If you own a piece of intellectual property, it is an immaterial thing that will can continue to exist even after it is destroyed.  Also it may be transformed again and again into derivatives while the original form still exists. Intellectual property is sold by making copies of the original so that many people may have access to it without owning it.  Also it is possible that someone may own a piece of intellectual property and not have access to it! 

Ownership and access are separate entities in intellectual property.

Copyright only applies to very specific things. It only protects the expression, not the underlying idea expressed.  It must be a creative expression, you cannot own the copyright to the population tables of Italian cities.  It must be a fixed expression, you cannot own the copyright to your conversation on the train.  If a work contains a mixture of creative and non-creative parts, only the creative parts are copyrighted even though copyright is only tracked by entire works.  So a book on the cities of Italy which includes population table in the appendix will simply be listed as copyrighted even though the protection does not apply to the population tables.

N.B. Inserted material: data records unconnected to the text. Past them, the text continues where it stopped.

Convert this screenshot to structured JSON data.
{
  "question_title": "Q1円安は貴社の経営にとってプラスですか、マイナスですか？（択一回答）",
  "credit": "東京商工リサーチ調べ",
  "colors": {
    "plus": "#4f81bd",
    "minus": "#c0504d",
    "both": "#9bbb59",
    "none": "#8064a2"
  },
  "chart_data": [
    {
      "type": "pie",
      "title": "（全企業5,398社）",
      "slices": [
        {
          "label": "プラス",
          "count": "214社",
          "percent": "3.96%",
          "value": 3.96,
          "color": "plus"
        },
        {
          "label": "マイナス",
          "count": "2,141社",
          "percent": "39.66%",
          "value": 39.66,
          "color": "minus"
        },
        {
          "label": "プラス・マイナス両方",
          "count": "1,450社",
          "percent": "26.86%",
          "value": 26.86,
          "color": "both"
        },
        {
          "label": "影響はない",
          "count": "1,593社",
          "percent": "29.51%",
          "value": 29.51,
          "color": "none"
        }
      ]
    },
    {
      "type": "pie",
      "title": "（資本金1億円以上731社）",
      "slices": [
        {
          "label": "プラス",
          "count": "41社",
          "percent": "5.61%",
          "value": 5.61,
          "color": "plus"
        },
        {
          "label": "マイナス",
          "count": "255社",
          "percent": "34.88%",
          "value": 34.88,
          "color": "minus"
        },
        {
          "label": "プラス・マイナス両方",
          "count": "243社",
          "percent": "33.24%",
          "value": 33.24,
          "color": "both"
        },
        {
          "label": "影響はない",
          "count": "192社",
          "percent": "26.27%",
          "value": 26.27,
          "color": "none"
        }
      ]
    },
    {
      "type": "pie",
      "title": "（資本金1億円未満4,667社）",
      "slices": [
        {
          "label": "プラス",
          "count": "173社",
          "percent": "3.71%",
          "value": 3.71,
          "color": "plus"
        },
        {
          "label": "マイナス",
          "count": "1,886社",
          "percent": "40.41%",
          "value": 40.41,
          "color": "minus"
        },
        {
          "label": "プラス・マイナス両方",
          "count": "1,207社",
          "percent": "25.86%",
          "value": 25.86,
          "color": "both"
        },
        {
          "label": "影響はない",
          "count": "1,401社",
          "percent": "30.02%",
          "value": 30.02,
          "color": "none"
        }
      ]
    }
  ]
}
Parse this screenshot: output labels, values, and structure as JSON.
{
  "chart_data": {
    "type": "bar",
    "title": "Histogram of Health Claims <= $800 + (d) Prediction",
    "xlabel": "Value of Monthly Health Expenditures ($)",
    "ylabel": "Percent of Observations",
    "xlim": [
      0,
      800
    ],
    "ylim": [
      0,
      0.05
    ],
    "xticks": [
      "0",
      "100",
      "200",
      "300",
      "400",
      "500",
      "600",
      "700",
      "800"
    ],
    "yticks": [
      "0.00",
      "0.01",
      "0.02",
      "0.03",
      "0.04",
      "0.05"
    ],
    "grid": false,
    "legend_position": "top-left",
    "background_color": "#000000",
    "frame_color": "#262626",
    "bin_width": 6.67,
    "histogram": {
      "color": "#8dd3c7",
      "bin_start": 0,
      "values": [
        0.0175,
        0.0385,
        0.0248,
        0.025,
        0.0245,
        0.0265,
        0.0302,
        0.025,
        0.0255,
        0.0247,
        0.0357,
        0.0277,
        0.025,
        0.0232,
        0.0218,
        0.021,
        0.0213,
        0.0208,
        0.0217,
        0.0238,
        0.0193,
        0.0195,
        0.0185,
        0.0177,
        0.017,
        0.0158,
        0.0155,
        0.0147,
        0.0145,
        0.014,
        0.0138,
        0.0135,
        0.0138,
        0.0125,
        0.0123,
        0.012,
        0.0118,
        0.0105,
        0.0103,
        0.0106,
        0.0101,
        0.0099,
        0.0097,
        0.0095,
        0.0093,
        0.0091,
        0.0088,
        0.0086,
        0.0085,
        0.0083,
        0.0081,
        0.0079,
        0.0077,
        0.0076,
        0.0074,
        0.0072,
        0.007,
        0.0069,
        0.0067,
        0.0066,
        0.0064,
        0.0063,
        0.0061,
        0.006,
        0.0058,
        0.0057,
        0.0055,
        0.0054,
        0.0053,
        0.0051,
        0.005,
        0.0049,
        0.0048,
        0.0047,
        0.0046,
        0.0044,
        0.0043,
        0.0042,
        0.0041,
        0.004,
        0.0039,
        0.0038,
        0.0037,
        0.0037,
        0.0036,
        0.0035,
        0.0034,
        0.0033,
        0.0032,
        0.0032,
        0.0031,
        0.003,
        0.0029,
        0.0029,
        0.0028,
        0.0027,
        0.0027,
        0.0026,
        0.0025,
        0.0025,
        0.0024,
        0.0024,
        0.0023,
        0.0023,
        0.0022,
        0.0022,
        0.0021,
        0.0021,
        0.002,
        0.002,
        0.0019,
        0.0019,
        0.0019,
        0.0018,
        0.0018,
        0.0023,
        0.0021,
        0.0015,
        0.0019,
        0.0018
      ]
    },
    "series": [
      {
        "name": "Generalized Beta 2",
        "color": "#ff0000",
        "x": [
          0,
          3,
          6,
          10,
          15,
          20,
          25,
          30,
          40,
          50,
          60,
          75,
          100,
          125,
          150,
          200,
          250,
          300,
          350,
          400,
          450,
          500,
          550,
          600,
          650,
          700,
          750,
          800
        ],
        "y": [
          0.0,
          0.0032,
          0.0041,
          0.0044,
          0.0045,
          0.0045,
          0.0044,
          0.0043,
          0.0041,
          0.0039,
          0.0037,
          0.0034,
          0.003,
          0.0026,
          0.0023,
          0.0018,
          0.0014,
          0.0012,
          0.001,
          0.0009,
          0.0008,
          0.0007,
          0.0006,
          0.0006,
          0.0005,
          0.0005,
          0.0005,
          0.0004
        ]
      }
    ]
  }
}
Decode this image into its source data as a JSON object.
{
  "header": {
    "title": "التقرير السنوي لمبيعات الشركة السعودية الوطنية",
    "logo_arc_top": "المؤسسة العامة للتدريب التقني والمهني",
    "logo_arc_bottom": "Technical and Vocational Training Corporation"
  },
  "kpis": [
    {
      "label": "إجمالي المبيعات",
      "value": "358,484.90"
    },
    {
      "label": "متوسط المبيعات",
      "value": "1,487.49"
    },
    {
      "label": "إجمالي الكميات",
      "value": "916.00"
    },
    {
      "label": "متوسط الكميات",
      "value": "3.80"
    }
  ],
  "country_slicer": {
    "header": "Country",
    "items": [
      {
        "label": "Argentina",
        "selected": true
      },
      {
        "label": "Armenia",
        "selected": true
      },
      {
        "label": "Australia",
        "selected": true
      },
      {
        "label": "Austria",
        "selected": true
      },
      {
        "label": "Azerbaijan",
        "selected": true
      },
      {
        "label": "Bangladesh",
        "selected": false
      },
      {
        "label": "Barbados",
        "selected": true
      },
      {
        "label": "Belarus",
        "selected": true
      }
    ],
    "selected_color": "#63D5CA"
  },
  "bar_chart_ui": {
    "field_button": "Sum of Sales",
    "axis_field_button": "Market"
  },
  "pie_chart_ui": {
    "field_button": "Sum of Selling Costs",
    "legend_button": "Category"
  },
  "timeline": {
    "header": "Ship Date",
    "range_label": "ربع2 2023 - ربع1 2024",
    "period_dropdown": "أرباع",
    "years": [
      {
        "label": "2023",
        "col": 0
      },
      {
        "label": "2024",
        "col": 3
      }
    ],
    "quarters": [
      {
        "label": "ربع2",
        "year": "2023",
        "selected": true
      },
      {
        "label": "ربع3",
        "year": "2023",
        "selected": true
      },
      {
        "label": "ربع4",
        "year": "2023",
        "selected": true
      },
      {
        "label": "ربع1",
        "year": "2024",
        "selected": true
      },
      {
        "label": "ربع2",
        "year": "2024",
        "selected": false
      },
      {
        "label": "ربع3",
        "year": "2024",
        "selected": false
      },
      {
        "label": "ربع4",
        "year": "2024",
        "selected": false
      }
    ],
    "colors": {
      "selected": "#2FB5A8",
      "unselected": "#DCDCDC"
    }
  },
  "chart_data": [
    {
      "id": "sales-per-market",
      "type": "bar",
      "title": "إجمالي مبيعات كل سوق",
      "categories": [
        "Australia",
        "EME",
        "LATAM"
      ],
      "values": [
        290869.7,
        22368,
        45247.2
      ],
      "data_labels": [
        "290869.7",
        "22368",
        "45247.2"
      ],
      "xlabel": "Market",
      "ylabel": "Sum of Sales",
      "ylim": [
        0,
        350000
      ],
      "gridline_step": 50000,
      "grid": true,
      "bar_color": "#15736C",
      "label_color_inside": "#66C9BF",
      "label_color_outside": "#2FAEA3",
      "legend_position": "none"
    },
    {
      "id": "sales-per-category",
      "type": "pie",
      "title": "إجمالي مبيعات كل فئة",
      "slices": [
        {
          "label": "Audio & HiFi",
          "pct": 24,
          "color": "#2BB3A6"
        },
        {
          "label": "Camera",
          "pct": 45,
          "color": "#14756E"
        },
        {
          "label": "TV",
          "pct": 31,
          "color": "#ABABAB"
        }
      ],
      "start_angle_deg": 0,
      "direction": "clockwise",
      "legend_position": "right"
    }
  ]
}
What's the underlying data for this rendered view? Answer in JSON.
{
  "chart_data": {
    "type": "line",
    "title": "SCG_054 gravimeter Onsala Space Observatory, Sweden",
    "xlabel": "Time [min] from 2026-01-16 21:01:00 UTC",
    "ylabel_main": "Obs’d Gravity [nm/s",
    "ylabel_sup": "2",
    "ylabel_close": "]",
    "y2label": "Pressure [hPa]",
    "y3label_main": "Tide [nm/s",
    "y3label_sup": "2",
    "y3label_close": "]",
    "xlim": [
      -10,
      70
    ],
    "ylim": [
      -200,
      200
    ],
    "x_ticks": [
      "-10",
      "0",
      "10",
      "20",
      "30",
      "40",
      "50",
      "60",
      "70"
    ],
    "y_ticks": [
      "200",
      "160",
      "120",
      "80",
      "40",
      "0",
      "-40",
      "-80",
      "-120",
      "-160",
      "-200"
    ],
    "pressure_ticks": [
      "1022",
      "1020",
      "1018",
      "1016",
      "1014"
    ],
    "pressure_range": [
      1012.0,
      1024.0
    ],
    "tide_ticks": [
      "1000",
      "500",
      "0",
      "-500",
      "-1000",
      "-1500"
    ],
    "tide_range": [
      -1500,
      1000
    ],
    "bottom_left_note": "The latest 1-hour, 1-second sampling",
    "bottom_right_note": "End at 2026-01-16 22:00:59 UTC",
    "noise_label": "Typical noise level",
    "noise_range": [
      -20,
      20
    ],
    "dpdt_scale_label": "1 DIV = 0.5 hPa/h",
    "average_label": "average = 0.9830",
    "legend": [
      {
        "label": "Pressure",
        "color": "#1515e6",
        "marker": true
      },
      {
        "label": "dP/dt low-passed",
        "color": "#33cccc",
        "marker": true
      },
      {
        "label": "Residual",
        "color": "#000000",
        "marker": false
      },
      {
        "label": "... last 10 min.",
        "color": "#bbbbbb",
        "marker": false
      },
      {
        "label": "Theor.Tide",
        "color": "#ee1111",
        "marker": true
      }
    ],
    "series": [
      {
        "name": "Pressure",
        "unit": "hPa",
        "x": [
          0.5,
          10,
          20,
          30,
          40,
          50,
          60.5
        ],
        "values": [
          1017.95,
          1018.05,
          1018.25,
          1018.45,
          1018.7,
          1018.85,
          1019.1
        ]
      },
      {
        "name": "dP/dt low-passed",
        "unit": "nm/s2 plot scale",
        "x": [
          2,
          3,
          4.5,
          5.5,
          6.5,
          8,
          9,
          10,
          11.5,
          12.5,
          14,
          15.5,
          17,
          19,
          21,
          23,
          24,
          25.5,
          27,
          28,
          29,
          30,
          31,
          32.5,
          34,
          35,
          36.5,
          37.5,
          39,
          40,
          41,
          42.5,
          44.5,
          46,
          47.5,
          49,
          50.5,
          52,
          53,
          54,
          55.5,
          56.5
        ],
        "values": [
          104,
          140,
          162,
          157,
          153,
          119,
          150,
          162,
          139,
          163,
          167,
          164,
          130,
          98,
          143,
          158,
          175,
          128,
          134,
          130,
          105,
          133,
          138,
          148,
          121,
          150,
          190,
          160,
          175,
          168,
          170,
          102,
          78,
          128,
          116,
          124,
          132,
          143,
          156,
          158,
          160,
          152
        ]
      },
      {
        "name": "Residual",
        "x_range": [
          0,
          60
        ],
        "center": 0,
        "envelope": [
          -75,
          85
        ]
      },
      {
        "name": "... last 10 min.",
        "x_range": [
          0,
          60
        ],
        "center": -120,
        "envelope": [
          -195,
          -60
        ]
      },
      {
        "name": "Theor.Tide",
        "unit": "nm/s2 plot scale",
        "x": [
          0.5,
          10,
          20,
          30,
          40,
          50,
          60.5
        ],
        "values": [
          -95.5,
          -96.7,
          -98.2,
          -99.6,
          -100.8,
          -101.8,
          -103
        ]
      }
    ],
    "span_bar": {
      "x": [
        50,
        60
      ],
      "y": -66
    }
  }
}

Your specific question was about scans of books which are out of copyright.  That issue is mostly one of creativity and of access.  If I wrote out a copy of the Count of Monte Cristo in longhand, I would be expend a great deal of mechanical effort but not creative effort. My work in long hand would not be considered a "derivative work" nor grant me copyright protection.  I would however own a longhand copy of the Count of Monte Cristo that I could sell or otherwise treat as a piece of physical property.  If I translated the Count of Monte Cristo into English, I would expend creative effort in choosing which exact words to use and which meanings to emphasize.  My English version of the Count of Monte Cristo would be considered a derivative work and my creative contributions and only my creative contributions would be protected by a new copyright.  If someone who had read only my translation of the Count of Monte Cristo, wrote a plot summary in under one hundred words they would not be infringing on my copyright. Because the underlying story was not a part of my creative contribution to the work. Now a scan of an out-of-copyright version of the Count of Monte Cristo is a purely a mechanical effort and is comparable to my longhand version of the work.  When someone makes a scan, they have no creative contribution which could be protected by copyright, but they do own the resulting file.  And they may grant you access to this file or not.  They may grant you access to the file only under certain conditions.  This would be considered a contract and is commonly referred to a "terms of use". Often you are considered to have agreed to the terms of use, and therefore bound by contract, merely by your decision to click and access the file.  In these cases the terms of use are often written to mirror the sorts of protections that copyright law would grant if it where applicable.  The main difference is copyright law is attaches restrictions to a work wherever it goes and whoever comes across.  Contract law attaches restrictions to you as a consenting party to the contract, and the restrictions end with you.  If you save a copy of the file containing the scan of Monte Cristo on a flash drive for your personal reading as allowed in the terms of use, and you leave your flash drive behind on the train.  Whoever picks up your flash drive and opens the file is not bound by any contract that you were party to.  They may use the file however they wish.

Much of the confusion over the issue of scans is due to conflating contractual terms of use with copyright protections.  These are different areas of the law which use very different approaches to create similar restrictions.  This explanation is rather simplified, but it should help you understand the questions a little better.